Я не видел врагов событиям. Форсунки пламенили кислород, котлы прочили свои скрепы, чтоб сдержать ошалевший от расширения воздух; подрагивала, но не сдавалась основа фундамента, каменными лапами вцепившись в землю.
1 2 3 4 5 6 7 8 9 10 11 12 13 14 15 16 17 18 19 20 21 22 23 24 25 26 27 28 29 30 31 32 33 34 35 36 37 38 39 40 41 42 43 44 45 46 47 48 49 50 51 52 53 54 55 56 57 58 59 60 61 62 63 64 65 66 67 68 69 70 71 72 73 74 75 76 77 78 79 80 81 82 83 84 85 86
Народа по тем временам японская война потрепала много, но она расширила географические горизонты побывавших на ней мужиков-армейцев.
Плохой мир—лучше доброй драки, это для утешения себя говорит побежденный, но кислота настроения остается в массах: нас бьют, значит, нас и впредь могут бить,— этот дрянной спортивный осадок не замажешь дипломатическими ухищрениями.
Вот тебе и ноги тонки!.. Ну и сукины дети! — кому-то понеслось из городишек, из сел и деревень.
Частушки и песенки исчезли быстро, осталась одна годная для всех будущих случаев:
Последний нонешний денечек
Гуляю с вами я, друзья,
А завтра-завтра, чуть светочек,
Заплачет вся моя семья...
После широты сибирской географии тесно стало по деревням: то здесь, то там огнем начали мужики отодвигать от своих чересполосиц гумна и службы помещиков.
Растительная жизнь дрогнула. Ей становилось тесно в обветшалых формах. . .
В столицах появились модные японские духи, кимоно и некоторые чувственные замашки. Всплыли Хокусай, Хирошиге, великие японские мастера цветной графики, с неожиданной для нас экспрессией изображения.
Начетчики заговорили об антихристовых временах открыто. Им резонно возражали, что, мол, еще рано антихристу быть,— Китай еще не поднялся.
— Китай — это на загладку,— уверяли начетчики,— Китай всему крышку сделает.
Посеянное в нас декадентством с его дурманными намеками, как изжога от неудобоваримой пищи, мучило нас, художническую молодежь. Мы бросались от индивидуализма к скопу, к запоздалому упрощенству; от непротивления к бунту, чтоб только все стало вокруг нас не таким, каким оно было. То мы бросались с головой в нашу работу, ища в ней защиты от хаоса номенклатур и от неточных жестов, то вливались в гущу революционных подполий, чтобы в дисциплине боевого поведения ощутить полноту и прочность жизни. Мы судорожились...
Самоубийство — эго прибежище выбитых из уюта людей — сделалось угрожающим в рядах наших слабых товарищей.
— Хочу дальнейшей формы существования...
— Не хотелось бы умирать, да, видно, так надо...
— Пакостно стало на земле... — пачками оставлялись записки смертников.
Андрей А. — студент, кончающий архитектор. Мягкого характера, вдумчивый. Сын крестьянина, еще полный пейзажного озарения.
Всю ночь читали мы с ним «Фауста», купались в космической романтике. Останавливались на отрывках, делились впечатлениями, цеплялись за образы Гете, доводя их до наших возможностей.

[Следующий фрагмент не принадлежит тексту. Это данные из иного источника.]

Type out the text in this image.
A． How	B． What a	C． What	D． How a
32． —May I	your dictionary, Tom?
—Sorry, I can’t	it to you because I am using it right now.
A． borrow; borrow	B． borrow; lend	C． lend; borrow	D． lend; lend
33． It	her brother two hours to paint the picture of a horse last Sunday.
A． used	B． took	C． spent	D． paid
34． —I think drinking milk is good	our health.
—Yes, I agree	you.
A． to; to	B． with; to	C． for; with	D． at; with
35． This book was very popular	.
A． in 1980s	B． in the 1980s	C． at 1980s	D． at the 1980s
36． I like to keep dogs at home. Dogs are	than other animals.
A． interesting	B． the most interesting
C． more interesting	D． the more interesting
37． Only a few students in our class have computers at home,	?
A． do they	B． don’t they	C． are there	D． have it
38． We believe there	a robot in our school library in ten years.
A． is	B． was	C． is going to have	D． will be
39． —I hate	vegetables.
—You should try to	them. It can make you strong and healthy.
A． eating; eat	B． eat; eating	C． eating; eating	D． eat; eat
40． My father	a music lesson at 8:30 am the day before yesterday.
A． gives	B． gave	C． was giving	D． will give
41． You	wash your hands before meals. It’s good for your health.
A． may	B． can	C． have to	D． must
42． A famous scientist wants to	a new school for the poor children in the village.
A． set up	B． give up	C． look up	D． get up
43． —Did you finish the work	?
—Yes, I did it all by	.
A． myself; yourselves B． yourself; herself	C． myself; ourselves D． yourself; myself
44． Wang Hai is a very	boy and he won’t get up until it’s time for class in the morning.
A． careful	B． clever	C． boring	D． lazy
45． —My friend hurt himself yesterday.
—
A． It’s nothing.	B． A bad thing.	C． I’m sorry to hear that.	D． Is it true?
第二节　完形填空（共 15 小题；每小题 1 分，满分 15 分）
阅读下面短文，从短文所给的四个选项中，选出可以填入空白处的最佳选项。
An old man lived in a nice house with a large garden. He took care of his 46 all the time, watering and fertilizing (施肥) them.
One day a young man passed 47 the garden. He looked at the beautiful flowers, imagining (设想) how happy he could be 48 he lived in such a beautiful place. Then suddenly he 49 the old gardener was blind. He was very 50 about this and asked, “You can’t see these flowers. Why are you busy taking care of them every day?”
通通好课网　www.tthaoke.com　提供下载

Вставали перед нами века земных наслоений, сдвиги и катастрофы, ритмизованные гением художника.
Чеканились перед нами периоды мировых событий. Как звоны пасхальных колоколов, гудели внутрипластовые металлы.
Ряды атмосфер обвивали землю, удаляясь в глубину других систем и туманностей...
— Да, жизнь пленительна,— говорил Андрей со своей пейзажной чувствительностью.
В окна показался рассвет, когда с книгой пошли мы бродить городом. Весенняя Москва просыпалась. Тараторя по мостовой, ассенизационный обоз провонял к Красным воротам.
Весенний воздух был незаглушим. Путались в него печеный хлеб и кислота харчевен и сливались с запахом почек тополей и молодой зелени газонов. Шум просыпавшегося города из густых нот далекого гула переходил в различимые до человеческого голоса звуки, до чириканья веселящихся воробьев.
На ходу и приседами на тумбах продолжали мы чтение поэмы.
У вокзалов на площади уже начиналась путешественная сутолока грузов, чемоданов и людей.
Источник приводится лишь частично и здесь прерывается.